「痛そう」「つらそう」「恥ずかしい」。そんなイメージから大腸カメラを敬遠している人は多いのではないでしょうか? しかし、近年は検査機器や技術の進歩によって、苦痛の少ない安全な検査が可能になっているのだそう。そこで、蓮尾胃腸内視鏡クリニックの蓮尾先生に詳しい話を聞きました。
※2025年11月取材。

監修医師:
蓮尾 直輝(蓮尾胃腸内視鏡クリニック)
川崎医科大学卒業後、神戸大学医学部第二内科に入局。日本生命済生会 日本生命病院、公立御津病院(現・たつの市民病院)、昭和医科大学横浜市北部病院 消化器センターなどで経験を積み、神戸大学大学院医学研究科博士課程を修了。西脇市立西脇病院、柏原赤十字病院(現・兵庫県立丹波医療センター)、それいゆ会 こだま病院、進英会 大阪内視鏡クリニック、三好内科などを経て現職。医学博士。日本内科学会認定内科医・日本消化器内視鏡学会専門医。
大腸カメラってそんなに大事なの?
編集部
大腸カメラはどのような検査なのでしょうか?
蓮尾先生
大腸カメラ(下部消化管内視鏡検査)は、肛門から細いスコープを挿入し、大腸全体を直接観察する検査です。検査するだけでなく、必要に応じて組織の一部を採取したり、その場でポリープを切除したりすることも可能です。命に関わる病気の予防に直結する、非常に重要な検査です。
編集部
どんな病気が見つかることが多いですか?
蓮尾先生
大腸ポリープや早期の大腸がん、大腸炎、憩室(けいしつ)などがよく見つかります。特にポリープの段階で発見して切除できれば、がんの発症を防ぐことができます。無症状でも定期的に受けることが重要です。
編集部
症状がなくても受けた方がよいのですか?
蓮尾先生
受けた方がよいですね。大腸ポリープや早期がんは、初期の段階では痛みや便通異常などの症状がほとんどないため、定期的に大腸カメラを受けることで「病気を未然に防ぐ」ことが可能になります。特に40代以降では、ポリープの発生率が高まり、放置するとがん化するリスクが上がります。検査を受けて異常がないと確認できれば、その後の安心にもつながります。
編集部
検査はどのような流れでおこなわれますか?
蓮尾先生
まずは、前日に消化のよい食事を取り、腸を空にするための下剤を服用します。下剤の飲み方は、「前日に自宅で飲む」「当日自宅で飲んでから来院」「当日クリニックで飲む」などさまざまです。当日来院したら検査着に着替え、検査をおこないます。検査自体は15〜30分ほどで終わりますので、入院する必要は基本的にありません。
苦痛を減らす検査の工夫は?
編集部
「大腸カメラ」というと痛みやつらさが心配です。
蓮尾先生
そういった不安のある人はとても多いと思います。しかし現在は、機器の細径化と操作技術の進歩により、痛みを感じる人は大幅に減りました。「押さない・曲げない」操作を徹底し、腸の形に合わせてスムーズに進めることなどで、不快感を最小限に抑えることができます。さらに、鎮静剤を使う検査もあります。
編集部
鎮静剤を使った検査について、詳しく教えてください。
蓮尾先生
点滴で鎮静剤を使用すると、うとうと眠くなるようなリラックスした状態で検査を受けることができます。全身麻酔ではないため呼びかけには応じられ、何をされているのかもぼんやりと感じながら安全に進められるのが特徴です。実際に検査を受けた多くの人が「気づいたら終わっていた」と話していますね。

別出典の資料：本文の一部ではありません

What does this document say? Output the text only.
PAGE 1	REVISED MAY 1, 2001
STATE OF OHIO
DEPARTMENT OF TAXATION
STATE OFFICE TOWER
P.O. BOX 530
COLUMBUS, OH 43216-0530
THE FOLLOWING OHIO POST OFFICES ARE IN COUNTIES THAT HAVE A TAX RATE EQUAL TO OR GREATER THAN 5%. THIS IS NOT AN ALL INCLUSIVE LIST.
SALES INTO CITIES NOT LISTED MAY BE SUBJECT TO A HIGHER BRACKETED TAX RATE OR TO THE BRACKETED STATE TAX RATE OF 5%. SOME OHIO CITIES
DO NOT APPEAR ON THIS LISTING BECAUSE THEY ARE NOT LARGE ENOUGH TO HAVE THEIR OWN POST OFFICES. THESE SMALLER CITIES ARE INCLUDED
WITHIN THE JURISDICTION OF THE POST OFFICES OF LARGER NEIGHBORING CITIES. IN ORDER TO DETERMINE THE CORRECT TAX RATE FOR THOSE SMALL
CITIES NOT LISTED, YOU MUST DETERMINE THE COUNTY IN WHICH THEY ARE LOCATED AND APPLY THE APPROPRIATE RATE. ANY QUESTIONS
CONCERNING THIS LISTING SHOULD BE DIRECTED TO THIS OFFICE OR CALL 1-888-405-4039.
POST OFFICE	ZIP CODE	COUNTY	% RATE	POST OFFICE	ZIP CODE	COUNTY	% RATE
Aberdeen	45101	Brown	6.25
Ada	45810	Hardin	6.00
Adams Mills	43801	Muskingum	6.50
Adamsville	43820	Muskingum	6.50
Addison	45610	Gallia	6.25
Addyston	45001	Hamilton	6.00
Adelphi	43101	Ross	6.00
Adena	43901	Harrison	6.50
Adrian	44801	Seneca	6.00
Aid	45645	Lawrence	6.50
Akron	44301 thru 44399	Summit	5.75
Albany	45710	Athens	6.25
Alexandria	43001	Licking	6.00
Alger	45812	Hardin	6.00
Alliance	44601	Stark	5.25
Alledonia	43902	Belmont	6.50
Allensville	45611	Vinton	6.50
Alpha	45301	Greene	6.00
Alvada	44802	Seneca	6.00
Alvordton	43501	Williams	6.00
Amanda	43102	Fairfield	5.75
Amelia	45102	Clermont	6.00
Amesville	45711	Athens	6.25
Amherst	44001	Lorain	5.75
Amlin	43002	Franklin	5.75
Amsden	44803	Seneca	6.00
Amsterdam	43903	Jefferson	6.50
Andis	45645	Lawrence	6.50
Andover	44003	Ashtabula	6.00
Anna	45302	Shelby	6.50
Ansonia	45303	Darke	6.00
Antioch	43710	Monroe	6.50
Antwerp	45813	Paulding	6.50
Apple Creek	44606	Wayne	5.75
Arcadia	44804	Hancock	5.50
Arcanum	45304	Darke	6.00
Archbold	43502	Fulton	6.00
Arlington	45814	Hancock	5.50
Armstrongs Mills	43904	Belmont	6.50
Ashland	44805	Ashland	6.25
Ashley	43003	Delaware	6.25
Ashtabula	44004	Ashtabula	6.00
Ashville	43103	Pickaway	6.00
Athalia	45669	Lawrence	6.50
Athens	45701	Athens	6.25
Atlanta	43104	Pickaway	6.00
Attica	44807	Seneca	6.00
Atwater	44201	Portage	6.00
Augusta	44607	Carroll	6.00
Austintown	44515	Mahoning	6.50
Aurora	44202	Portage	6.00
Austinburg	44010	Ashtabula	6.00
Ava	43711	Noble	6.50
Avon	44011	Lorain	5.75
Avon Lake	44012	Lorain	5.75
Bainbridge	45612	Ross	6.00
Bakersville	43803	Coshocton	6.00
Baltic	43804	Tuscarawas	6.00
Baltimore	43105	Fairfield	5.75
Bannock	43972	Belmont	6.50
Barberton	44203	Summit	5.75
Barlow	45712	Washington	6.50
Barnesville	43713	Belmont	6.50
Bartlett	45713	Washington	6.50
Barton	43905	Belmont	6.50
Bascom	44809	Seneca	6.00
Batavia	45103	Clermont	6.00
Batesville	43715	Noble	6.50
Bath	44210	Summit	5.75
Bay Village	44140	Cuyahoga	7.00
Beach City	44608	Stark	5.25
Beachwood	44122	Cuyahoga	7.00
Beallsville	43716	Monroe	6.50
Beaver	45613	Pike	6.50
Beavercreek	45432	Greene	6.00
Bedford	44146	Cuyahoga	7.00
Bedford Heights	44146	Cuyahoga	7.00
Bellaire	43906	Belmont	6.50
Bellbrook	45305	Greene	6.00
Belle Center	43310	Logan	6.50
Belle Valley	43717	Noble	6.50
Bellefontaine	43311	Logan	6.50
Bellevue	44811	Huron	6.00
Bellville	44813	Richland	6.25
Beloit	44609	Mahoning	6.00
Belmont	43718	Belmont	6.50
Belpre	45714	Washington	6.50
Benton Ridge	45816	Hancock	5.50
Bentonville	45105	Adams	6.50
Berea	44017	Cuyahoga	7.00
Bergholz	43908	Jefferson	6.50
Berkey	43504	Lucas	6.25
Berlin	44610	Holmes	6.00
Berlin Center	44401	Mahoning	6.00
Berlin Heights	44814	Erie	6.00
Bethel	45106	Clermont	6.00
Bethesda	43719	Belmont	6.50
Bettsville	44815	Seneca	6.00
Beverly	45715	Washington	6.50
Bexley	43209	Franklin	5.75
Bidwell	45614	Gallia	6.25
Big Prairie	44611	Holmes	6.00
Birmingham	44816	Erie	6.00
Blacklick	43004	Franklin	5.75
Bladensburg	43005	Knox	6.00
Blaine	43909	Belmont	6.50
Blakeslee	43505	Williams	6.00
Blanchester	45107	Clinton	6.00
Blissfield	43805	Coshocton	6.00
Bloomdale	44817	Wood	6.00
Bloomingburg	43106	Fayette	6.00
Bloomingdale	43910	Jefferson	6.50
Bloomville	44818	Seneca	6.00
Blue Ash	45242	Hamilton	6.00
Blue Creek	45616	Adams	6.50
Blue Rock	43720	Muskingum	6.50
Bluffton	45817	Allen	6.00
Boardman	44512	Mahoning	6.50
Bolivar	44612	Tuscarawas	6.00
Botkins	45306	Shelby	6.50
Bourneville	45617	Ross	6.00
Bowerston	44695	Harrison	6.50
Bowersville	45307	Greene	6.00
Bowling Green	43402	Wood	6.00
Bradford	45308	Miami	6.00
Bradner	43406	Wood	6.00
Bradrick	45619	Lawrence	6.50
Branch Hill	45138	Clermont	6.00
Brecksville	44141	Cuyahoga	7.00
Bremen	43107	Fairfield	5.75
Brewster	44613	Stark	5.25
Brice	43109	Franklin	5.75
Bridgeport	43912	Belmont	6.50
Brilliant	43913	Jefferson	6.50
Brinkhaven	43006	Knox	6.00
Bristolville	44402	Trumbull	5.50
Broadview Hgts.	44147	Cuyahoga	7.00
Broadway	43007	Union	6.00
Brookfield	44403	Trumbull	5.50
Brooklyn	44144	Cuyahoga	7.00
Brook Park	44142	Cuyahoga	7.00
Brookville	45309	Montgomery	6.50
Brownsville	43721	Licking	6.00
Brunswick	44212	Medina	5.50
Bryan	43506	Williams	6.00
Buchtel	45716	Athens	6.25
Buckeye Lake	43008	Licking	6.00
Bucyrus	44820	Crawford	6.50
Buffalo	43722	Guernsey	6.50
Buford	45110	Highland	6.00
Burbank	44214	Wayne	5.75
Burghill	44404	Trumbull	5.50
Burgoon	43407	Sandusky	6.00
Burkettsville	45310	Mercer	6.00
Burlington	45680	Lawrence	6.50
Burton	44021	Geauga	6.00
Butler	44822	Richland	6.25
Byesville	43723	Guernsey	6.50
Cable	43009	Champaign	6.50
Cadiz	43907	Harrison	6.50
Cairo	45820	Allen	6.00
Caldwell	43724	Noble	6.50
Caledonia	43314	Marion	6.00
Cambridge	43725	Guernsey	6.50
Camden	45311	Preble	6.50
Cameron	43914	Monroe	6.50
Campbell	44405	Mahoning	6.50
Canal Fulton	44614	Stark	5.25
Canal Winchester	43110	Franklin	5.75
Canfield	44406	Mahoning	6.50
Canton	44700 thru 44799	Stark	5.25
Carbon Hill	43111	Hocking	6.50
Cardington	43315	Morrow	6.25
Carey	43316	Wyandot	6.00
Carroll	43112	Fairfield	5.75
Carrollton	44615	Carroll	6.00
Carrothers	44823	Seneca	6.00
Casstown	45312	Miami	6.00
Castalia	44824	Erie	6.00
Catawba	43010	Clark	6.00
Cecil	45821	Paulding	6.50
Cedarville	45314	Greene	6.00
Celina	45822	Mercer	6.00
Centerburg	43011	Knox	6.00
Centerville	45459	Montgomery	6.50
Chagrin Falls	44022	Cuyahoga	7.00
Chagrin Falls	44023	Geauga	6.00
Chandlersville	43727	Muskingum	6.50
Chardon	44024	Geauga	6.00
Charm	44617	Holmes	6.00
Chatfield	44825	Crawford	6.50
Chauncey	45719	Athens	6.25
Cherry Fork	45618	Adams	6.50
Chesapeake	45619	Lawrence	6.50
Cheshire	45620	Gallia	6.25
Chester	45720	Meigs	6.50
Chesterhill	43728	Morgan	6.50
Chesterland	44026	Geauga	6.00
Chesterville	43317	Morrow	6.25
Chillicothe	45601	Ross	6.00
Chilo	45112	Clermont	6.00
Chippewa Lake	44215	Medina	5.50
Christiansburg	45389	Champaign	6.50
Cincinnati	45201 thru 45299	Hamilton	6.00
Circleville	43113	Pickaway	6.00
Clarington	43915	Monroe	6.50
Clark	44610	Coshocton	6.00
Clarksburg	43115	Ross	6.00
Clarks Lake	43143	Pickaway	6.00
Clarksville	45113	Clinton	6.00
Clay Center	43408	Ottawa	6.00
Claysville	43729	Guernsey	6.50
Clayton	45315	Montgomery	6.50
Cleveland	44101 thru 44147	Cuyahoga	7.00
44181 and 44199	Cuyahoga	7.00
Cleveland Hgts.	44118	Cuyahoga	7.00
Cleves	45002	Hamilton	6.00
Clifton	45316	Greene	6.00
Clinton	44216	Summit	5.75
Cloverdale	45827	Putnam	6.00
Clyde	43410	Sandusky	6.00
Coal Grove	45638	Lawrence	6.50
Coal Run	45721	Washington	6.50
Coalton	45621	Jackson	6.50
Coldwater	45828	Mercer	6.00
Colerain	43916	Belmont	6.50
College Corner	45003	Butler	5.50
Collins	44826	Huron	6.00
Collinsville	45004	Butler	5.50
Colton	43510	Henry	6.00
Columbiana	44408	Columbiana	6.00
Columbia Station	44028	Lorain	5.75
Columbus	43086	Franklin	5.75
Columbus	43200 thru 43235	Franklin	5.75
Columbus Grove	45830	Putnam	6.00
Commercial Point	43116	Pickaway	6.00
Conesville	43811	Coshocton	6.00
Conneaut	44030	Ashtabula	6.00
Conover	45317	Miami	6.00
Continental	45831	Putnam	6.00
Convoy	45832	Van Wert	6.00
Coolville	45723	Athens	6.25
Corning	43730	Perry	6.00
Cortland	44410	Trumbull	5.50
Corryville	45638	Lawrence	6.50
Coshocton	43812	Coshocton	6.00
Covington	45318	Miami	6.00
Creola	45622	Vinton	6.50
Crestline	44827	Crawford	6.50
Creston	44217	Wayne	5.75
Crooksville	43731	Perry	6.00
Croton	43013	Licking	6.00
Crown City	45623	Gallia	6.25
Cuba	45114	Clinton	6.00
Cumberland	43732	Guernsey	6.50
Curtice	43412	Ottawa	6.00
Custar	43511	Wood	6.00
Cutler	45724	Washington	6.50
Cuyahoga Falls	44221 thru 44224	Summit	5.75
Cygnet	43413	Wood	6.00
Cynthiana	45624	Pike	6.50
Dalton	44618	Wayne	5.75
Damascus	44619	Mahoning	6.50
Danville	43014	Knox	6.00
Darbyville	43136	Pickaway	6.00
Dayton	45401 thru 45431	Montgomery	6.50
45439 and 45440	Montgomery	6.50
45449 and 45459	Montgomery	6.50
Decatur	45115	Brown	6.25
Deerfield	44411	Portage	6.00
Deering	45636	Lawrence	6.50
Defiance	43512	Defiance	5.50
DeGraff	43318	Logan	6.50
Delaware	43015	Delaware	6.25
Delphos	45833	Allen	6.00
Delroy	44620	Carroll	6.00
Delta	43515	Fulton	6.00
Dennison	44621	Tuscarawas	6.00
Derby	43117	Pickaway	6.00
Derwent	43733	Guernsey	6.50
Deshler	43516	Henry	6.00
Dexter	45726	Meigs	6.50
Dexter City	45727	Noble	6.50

もちろん、鎮静なしで受けることも可能で、痛みが強い場合は途中から使用することもできます。「できれば使いたくないけれど、もし痛かったらお願いしたい」という場合は、事前に希望を伝えておくと安心です。
編集部
鎮痛剤があれば苦痛なく検査を受けられそうですね。
蓮尾先生
そうですね。さらに、鎮静によって体がリラックスし、医師が細部まで丁寧に観察できるという利点もあります。観察時間が長いほどポリープ発見率が高まるという研究結果もあり、鎮静剤を使用することは快適さだけでなく、検査の質の向上にもつながっています。
編集部
安全性も気になります。
蓮尾先生
心拍数や血圧、酸素濃度をモニタリングしながら投与するため、安全性は高いです。量も年齢や体調に合わせて慎重に調整します。眠りの深さをコントロールできるため、安心して受けてもらえると思います。ただし薬剤である以上、100%安全ではありません。リスクを回避するために必要最小限の使用にとどめ、検査する際は慎重に全身管理をおこなうようにしています。